Ils riaient ensemble. Aurélie n'était point triste, à l'exemple des femmes fatales que les romans décrivent. Cependant elle ne se dispensait guère d'une mélancolie qui seyait à son charme frêle. Les grandes conceptions de son mari l'isolaient un peu. Virginie s'occupait de sa petite Denise, l'enfant grasse et brune qu'on lui apportait toutes les heures à nourrir; et parfois elle suspendait à l'autre sein le fils de sa belle-sœur, Édouard.

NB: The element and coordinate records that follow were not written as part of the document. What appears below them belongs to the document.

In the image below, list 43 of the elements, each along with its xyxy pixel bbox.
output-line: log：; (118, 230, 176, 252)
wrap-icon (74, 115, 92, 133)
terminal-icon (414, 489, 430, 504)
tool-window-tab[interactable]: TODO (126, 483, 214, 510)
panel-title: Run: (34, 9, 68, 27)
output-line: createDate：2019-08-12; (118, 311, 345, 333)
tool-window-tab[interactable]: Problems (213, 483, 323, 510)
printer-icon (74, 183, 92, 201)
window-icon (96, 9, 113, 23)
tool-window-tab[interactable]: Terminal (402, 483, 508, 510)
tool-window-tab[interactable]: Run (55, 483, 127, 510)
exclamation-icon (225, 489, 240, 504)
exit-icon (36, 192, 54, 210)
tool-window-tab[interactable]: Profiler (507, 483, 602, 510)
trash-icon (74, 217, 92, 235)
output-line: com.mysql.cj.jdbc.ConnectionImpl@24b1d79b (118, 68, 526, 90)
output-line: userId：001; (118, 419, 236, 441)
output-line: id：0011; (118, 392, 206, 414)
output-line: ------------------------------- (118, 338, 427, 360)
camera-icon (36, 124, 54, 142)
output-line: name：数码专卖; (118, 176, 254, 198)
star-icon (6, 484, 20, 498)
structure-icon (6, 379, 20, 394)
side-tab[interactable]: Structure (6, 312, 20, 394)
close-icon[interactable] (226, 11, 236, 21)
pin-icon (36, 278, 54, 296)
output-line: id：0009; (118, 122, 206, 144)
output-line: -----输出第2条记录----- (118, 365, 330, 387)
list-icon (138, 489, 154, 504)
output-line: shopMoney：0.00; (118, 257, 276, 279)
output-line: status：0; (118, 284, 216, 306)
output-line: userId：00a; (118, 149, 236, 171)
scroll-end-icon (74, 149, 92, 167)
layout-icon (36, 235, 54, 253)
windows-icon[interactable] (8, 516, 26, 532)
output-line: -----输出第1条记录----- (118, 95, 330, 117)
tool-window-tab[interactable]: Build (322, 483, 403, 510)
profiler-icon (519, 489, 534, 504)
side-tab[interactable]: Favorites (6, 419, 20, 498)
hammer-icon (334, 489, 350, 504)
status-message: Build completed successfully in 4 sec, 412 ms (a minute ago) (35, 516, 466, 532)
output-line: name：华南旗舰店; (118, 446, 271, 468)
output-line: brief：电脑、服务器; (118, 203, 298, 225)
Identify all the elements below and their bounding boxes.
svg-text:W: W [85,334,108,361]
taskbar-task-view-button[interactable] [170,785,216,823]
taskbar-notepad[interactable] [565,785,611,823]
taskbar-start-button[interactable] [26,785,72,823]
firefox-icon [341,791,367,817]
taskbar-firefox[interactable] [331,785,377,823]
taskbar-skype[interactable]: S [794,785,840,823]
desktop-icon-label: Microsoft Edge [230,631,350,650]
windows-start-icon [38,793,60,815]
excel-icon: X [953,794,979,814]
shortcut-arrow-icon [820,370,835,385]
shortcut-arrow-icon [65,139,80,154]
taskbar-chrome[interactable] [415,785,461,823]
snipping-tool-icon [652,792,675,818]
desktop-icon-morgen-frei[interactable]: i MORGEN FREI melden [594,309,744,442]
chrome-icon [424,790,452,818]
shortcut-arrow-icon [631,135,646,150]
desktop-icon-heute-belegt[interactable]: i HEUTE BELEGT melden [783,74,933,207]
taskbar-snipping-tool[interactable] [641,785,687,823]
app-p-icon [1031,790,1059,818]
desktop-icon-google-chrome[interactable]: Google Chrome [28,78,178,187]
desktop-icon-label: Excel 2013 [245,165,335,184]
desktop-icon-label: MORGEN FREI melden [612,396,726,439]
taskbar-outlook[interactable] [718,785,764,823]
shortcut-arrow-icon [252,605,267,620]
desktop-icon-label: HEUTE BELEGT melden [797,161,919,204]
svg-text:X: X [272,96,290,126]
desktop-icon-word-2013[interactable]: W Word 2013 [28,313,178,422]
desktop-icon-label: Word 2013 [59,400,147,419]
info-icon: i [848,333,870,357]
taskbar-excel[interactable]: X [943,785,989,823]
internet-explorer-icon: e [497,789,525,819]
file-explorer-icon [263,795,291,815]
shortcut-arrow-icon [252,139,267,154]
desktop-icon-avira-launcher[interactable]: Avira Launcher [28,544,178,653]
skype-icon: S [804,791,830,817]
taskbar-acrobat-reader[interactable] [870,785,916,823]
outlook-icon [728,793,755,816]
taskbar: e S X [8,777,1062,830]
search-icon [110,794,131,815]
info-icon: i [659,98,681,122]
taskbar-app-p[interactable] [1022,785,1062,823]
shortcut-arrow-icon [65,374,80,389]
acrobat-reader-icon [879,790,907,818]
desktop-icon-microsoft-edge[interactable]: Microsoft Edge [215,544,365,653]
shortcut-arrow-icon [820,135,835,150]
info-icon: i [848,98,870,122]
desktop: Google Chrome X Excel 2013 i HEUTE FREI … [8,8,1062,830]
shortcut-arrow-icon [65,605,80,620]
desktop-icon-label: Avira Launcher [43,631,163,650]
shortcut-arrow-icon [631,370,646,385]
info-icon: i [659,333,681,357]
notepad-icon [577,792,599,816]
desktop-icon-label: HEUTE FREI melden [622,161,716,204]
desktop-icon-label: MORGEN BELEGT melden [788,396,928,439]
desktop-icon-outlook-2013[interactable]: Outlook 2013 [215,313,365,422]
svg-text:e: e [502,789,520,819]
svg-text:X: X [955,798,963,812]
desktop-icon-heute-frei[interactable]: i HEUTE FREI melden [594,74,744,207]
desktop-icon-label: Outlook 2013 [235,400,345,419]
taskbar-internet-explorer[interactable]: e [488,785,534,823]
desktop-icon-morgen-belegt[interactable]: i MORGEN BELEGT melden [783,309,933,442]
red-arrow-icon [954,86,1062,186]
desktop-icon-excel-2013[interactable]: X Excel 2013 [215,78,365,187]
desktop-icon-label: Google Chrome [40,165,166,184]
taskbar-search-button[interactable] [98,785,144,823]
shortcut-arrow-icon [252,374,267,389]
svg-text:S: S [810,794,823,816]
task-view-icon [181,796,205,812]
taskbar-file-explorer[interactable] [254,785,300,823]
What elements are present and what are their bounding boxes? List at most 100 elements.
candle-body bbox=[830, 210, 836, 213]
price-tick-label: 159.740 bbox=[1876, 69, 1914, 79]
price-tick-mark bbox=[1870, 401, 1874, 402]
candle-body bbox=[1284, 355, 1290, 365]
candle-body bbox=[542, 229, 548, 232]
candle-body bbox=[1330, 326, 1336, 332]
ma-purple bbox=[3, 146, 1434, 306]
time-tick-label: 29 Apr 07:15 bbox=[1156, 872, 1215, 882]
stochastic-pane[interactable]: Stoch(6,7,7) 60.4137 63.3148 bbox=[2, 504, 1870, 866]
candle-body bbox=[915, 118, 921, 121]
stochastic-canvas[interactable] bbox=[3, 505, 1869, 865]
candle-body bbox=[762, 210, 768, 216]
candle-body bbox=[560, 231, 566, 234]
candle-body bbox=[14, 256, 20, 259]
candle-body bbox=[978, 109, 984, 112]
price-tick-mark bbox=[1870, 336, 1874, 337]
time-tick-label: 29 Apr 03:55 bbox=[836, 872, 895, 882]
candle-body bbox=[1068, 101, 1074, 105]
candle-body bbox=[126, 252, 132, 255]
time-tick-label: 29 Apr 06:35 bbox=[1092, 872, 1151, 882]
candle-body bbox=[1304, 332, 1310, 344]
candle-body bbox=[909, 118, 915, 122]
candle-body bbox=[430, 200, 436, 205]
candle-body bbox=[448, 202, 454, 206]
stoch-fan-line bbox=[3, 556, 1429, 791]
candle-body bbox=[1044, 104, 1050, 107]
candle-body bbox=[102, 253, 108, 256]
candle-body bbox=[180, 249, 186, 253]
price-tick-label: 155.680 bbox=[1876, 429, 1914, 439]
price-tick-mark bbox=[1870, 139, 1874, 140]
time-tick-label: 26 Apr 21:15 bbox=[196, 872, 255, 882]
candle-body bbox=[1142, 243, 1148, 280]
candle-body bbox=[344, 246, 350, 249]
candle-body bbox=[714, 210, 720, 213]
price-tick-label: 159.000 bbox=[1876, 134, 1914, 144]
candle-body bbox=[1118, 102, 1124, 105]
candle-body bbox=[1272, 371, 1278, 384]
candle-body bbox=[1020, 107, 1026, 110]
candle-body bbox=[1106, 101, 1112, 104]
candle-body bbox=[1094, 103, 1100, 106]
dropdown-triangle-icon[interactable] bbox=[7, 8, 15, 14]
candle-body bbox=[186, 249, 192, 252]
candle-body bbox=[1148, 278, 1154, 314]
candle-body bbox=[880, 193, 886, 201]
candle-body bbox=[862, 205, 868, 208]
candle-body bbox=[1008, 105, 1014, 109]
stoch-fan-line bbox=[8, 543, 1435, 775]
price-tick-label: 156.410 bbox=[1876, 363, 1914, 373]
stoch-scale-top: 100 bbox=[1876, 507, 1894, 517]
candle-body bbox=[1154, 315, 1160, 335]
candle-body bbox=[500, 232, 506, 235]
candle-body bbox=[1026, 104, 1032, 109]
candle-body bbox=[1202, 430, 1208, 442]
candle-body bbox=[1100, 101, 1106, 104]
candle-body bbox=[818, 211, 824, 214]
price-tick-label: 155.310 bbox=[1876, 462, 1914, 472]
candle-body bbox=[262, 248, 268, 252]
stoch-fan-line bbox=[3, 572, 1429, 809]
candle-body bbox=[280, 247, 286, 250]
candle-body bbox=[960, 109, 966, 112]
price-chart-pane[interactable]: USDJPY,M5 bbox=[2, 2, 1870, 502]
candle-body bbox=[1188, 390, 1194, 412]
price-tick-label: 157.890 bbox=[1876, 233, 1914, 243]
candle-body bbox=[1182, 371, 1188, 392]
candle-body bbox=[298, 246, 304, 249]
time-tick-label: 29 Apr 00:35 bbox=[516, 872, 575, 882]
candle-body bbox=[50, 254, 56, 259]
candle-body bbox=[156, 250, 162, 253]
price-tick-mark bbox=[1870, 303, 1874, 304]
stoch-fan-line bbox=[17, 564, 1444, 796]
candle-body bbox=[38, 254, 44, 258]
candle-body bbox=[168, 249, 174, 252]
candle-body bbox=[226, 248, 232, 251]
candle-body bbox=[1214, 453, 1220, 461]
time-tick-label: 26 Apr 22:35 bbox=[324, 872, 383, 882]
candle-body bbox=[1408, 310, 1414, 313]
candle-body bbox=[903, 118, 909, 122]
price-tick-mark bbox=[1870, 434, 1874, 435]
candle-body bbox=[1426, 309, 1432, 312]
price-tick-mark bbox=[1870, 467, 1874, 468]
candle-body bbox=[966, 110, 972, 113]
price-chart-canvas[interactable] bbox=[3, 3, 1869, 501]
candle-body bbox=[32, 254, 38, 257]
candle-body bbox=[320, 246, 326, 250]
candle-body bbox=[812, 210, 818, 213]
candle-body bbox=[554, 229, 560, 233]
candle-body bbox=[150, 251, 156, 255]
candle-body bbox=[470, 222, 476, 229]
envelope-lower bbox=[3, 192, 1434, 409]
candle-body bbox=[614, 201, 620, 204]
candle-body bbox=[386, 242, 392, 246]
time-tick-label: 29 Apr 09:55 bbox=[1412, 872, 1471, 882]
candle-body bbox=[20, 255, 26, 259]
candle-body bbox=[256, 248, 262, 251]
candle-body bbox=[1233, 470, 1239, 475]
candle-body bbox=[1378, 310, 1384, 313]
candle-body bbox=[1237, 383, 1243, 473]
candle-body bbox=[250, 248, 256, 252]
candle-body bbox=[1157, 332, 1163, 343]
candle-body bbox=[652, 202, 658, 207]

Les yeux pareils des deux petits s'étonnaient de la lumière, des sourires et des gestes, avec la même expression grave qui mettait en joie le colonel, Bernard. Praxi-Blassans dînait à la Cité d'Antin pour fuir les solliciteurs encombrant son hôtel du faubourg Saint-Honoré. Les deux familles s'arrangèrent de cette vie commune à l'abri des fâcheux. Et ce furent de très bons soirs jusqu'au printemps. Émile et Delphine crevaient des tambours, cassaient leurs trompettes, renversaient leurs timbales, pleuraient et chantaient tour à tour dans une pièce voisine, sous la garde de la vieille Margaret Tréheuc, la mère du dragon, ruinée par l'incendie de sa ferme en Morbihan. Les Héricourt la gageaient.
Au spectacle paisible de ces deux femmes, douces et gaies, de leurs jolis enfants, Bernard se demandait ce que son père avait pu haïr en cela, disant: «Il y a des formes étrangères entre nous.»